1. Update the cache configuration
The job queue is managed by the cache
service. In order for other machines to access the cache, it needs to be accessible outside of the private network that is established between the service Docker containers of BIIGLE. Update the cache
service in the docker-compose.yaml
file as follows:
cache:
image: redis:3.0-alpine
restart: always
command: redis-server --requirepass $REDIS_PASSWORD
environment:
- "REDIS_PASSWORD=${REDIS_PASSWORD}"
ports:
- 6379:6379
Now the cache can be accessed from other machines.
2. Update the environment
Add REDIS_PASSWORD=mypassword
to the .env
file and update the respective line in the build/.env
file.
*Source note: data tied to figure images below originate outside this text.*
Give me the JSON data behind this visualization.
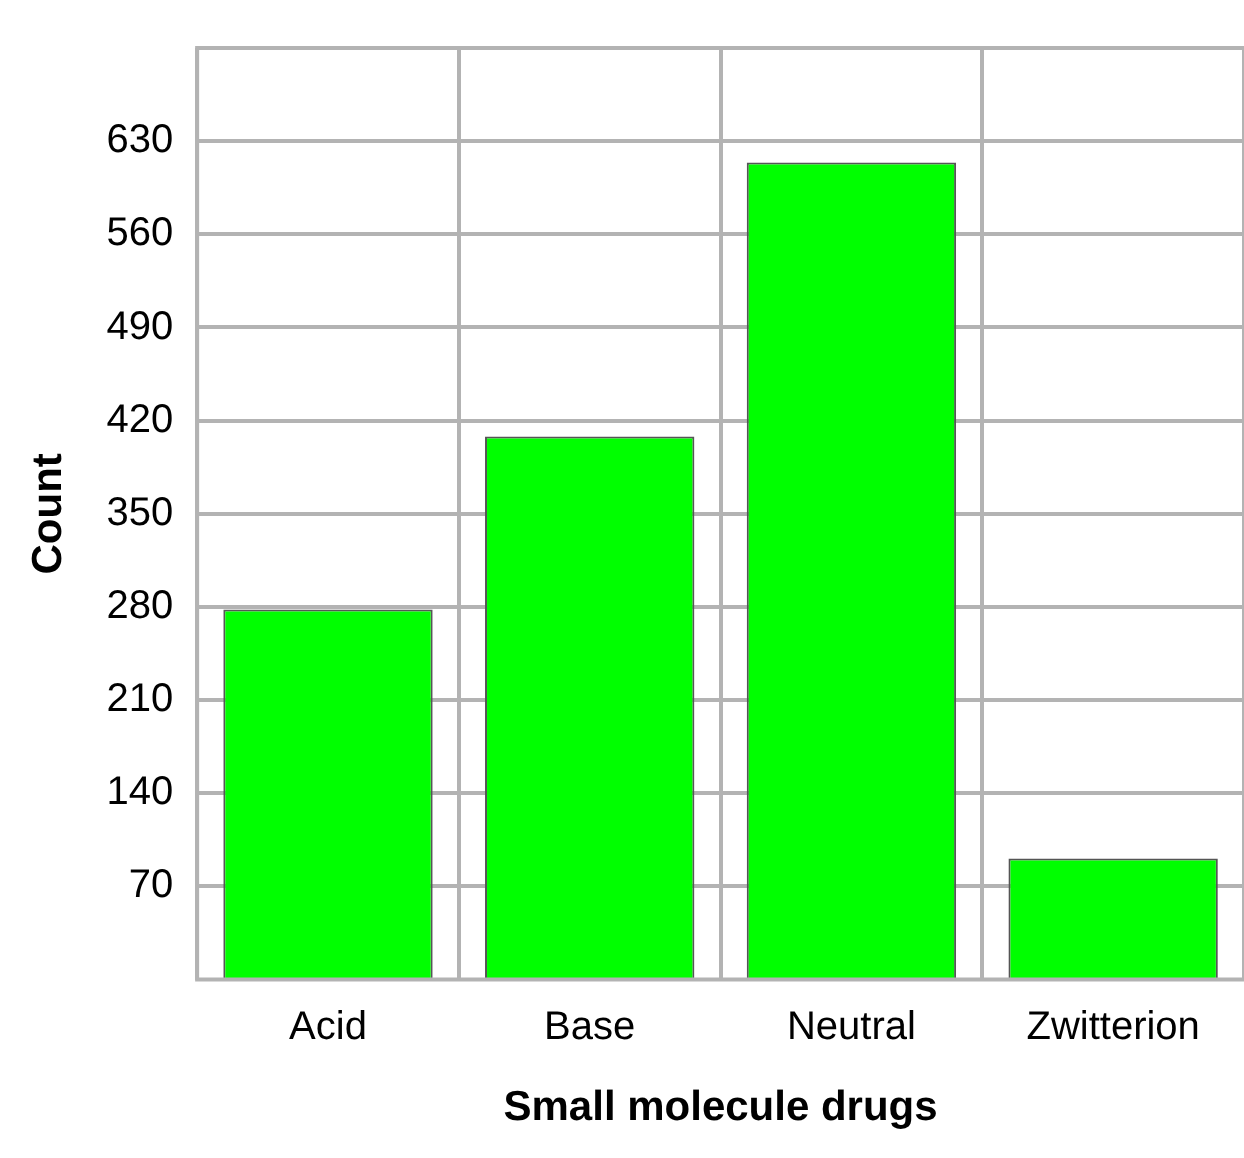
{
  "chart_data": {
    "type": "bar",
    "xlabel": "Small molecule drugs",
    "ylabel": "Count",
    "categories": [
      "Acid",
      "Base",
      "Neutral",
      "Zwitterion"
    ],
    "values": [
      278,
      408,
      614,
      91
    ],
    "color": "#00ff00",
    "ylim": [
      0,
      700
    ],
    "yticks": [
      70,
      140,
      210,
      280,
      350,
      420,
      490,
      560,
      630
    ],
    "grid": true
  }
}
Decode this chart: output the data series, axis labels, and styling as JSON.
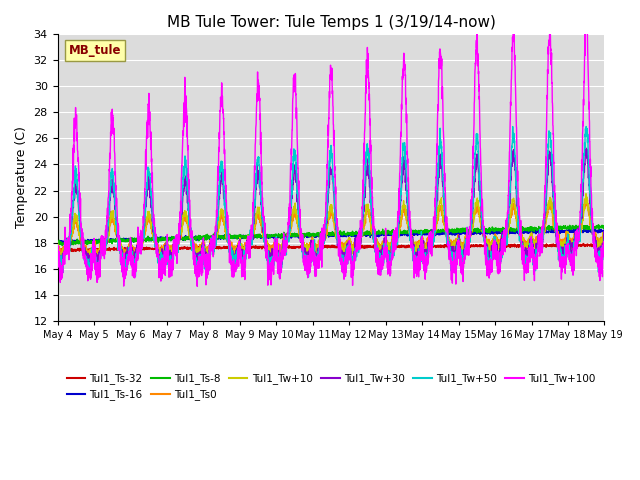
{
  "title": "MB Tule Tower: Tule Temps 1 (3/19/14-now)",
  "ylabel": "Temperature (C)",
  "ylim": [
    12,
    34
  ],
  "yticks": [
    12,
    14,
    16,
    18,
    20,
    22,
    24,
    26,
    28,
    30,
    32,
    34
  ],
  "plot_bg_color": "#dcdcdc",
  "grid_color": "white",
  "x_tick_labels": [
    "May 4",
    "May 5",
    "May 6",
    "May 7",
    "May 8",
    "May 9",
    "May 10",
    "May 11",
    "May 12",
    "May 13",
    "May 14",
    "May 15",
    "May 16",
    "May 17",
    "May 18",
    "May 19"
  ],
  "watermark_text": "MB_tule",
  "watermark_bg": "#ffffaa",
  "watermark_fg": "#880000",
  "series": [
    {
      "label": "Tul1_Ts-32",
      "color": "#cc0000",
      "base": 17.55,
      "trend": 0.018,
      "amp": 0.0,
      "night_drop": 0.0
    },
    {
      "label": "Tul1_Ts-16",
      "color": "#0000cc",
      "base": 18.2,
      "trend": 0.05,
      "amp": 0.0,
      "night_drop": 0.0
    },
    {
      "label": "Tul1_Ts-8",
      "color": "#00bb00",
      "base": 18.0,
      "trend": 0.075,
      "amp": 0.0,
      "night_drop": 0.0
    },
    {
      "label": "Tul1_Ts0",
      "color": "#ff8800",
      "base": 17.8,
      "trend": 0.06,
      "amp": 2.0,
      "night_drop": 1.2
    },
    {
      "label": "Tul1_Tw+10",
      "color": "#cccc00",
      "base": 17.8,
      "trend": 0.055,
      "amp": 2.5,
      "night_drop": 1.5
    },
    {
      "label": "Tul1_Tw+30",
      "color": "#8800cc",
      "base": 17.7,
      "trend": 0.045,
      "amp": 5.0,
      "night_drop": 2.5
    },
    {
      "label": "Tul1_Tw+50",
      "color": "#00cccc",
      "base": 17.5,
      "trend": 0.04,
      "amp": 6.0,
      "night_drop": 2.5
    },
    {
      "label": "Tul1_Tw+100",
      "color": "#ff00ff",
      "base": 17.5,
      "trend": 0.035,
      "amp": 10.0,
      "night_drop": 3.0
    }
  ],
  "legend_order": [
    "Tul1_Ts-32",
    "Tul1_Ts-16",
    "Tul1_Ts-8",
    "Tul1_Ts0",
    "Tul1_Tw+10",
    "Tul1_Tw+30",
    "Tul1_Tw+50",
    "Tul1_Tw+100"
  ]
}
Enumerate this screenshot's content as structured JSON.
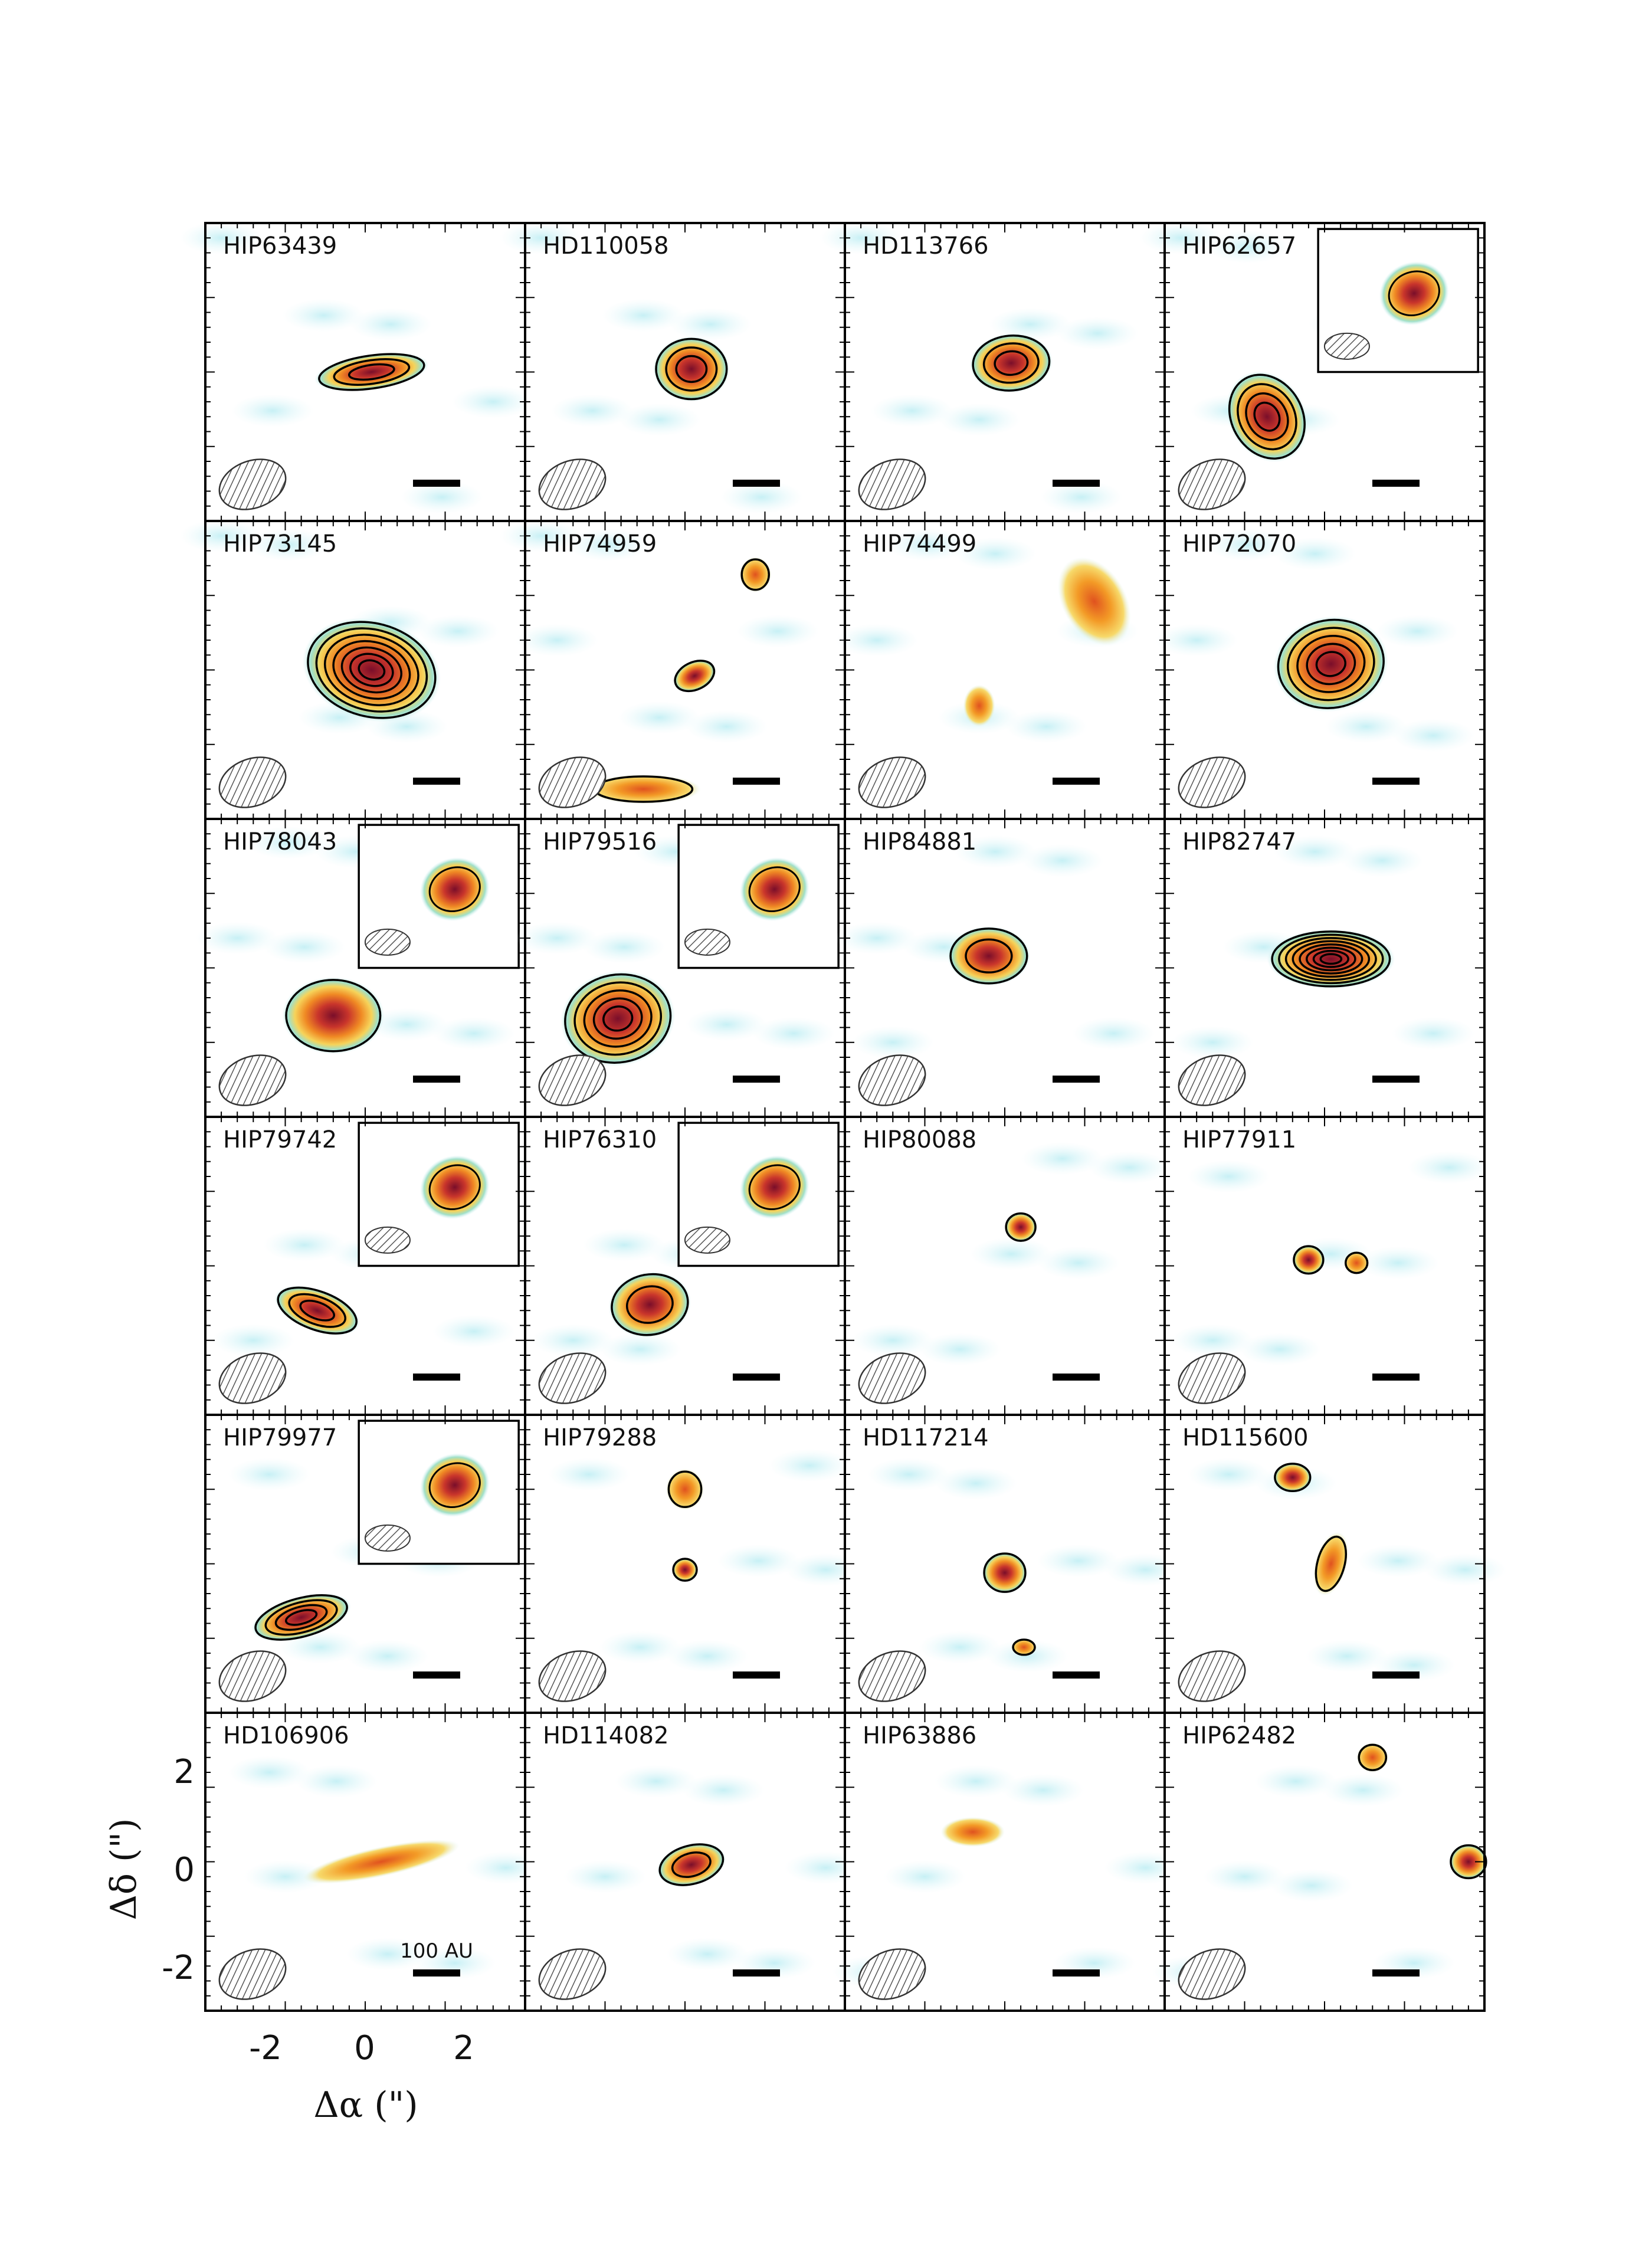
{
  "figure": {
    "panels": [
      {
        "label": "HIP63439",
        "inset": false,
        "contours": 3
      },
      {
        "label": "HD110058",
        "inset": false,
        "contours": 3
      },
      {
        "label": "HD113766",
        "inset": false,
        "contours": 3
      },
      {
        "label": "HIP62657",
        "inset": true,
        "contours": 4
      },
      {
        "label": "HIP73145",
        "inset": false,
        "contours": 7
      },
      {
        "label": "HIP74959",
        "inset": false,
        "contours": 1
      },
      {
        "label": "HIP74499",
        "inset": false,
        "contours": 0
      },
      {
        "label": "HIP72070",
        "inset": false,
        "contours": 5
      },
      {
        "label": "HIP78043",
        "inset": true,
        "contours": 1
      },
      {
        "label": "HIP79516",
        "inset": true,
        "contours": 5
      },
      {
        "label": "HIP84881",
        "inset": false,
        "contours": 2
      },
      {
        "label": "HIP82747",
        "inset": false,
        "contours": 8
      },
      {
        "label": "HIP79742",
        "inset": true,
        "contours": 3
      },
      {
        "label": "HIP76310",
        "inset": true,
        "contours": 2
      },
      {
        "label": "HIP80088",
        "inset": false,
        "contours": 1
      },
      {
        "label": "HIP77911",
        "inset": false,
        "contours": 1
      },
      {
        "label": "HIP79977",
        "inset": true,
        "contours": 4
      },
      {
        "label": "HIP79288",
        "inset": false,
        "contours": 1
      },
      {
        "label": "HD117214",
        "inset": false,
        "contours": 1
      },
      {
        "label": "HD115600",
        "inset": false,
        "contours": 1
      },
      {
        "label": "HD106906",
        "inset": false,
        "contours": 0
      },
      {
        "label": "HD114082",
        "inset": false,
        "contours": 2
      },
      {
        "label": "HIP63886",
        "inset": false,
        "contours": 0
      },
      {
        "label": "HIP62482",
        "inset": false,
        "contours": 1
      }
    ],
    "x_axis": {
      "title": "Δα (\")",
      "ticks": [
        "-2",
        "0",
        "2"
      ]
    },
    "y_axis": {
      "title": "Δδ (\")",
      "ticks": [
        "2",
        "0",
        "-2"
      ]
    },
    "scale_bar_label": "100 AU",
    "colors": {
      "frame": "#000000",
      "contour": "#000000",
      "low_emission": "#c8eef5",
      "mid_emission": "#f5a623",
      "high_emission": "#9b1c2e"
    }
  }
}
Replace mypassword
with a strong password of your choosing (e.g. generated with pwgen 30 1
). In addition, set the REDIS_HOST
variable in build/.env
to the IP address of the host that runs the BIIGLE instance.
3. Configure a GPU worker
Since in this scenario the gpu-worker
services run on different machines than the BIIGLE main application, remove the service from the docker-compose.yaml
file. Next, create a new docker-compose.gpu.yaml
file with the following contents:
services:
gpu-worker:
image: biigle/gpu-worker-dist
user: ${USER_ID}:${GROUP_ID}
restart: always
deploy:
replicas: 1
resources:
reservations:
devices:
- driver: nvidia
count: 1
capabilities: [gpu]
volumes:
- ./storage:/var/www/storage
init: true
command: "php -d memory_limit=1G artisan queue:work --queue=gpu --sleep=5 --tries=1 --timeout=0"
4. Deploy a GPU worker
To deploy a new GPU worker, first install and build (or update) your main BIIGLE instance (with the modifications described above). Then perform these steps on the new GPU machine:
-
Transfer the
biigle/gpu-worker-dist
Docker image the the new GPU machine (e.g. usingdocker save
anddocker load
). -
Copy the files of your
biigle/biigle
setup to the GPU machine (including the.env
file). You can exclude thebuild
andcertificate
directories if you like. -
Update the
USER_ID
andGROUP_ID
variables in.env
if necessary. -
Run
docker compose -f docker-compose.gpu.yaml up -d
to start the GPU worker.
This can be done with multiple GPU machines to enable parallel processing of GPU jobs.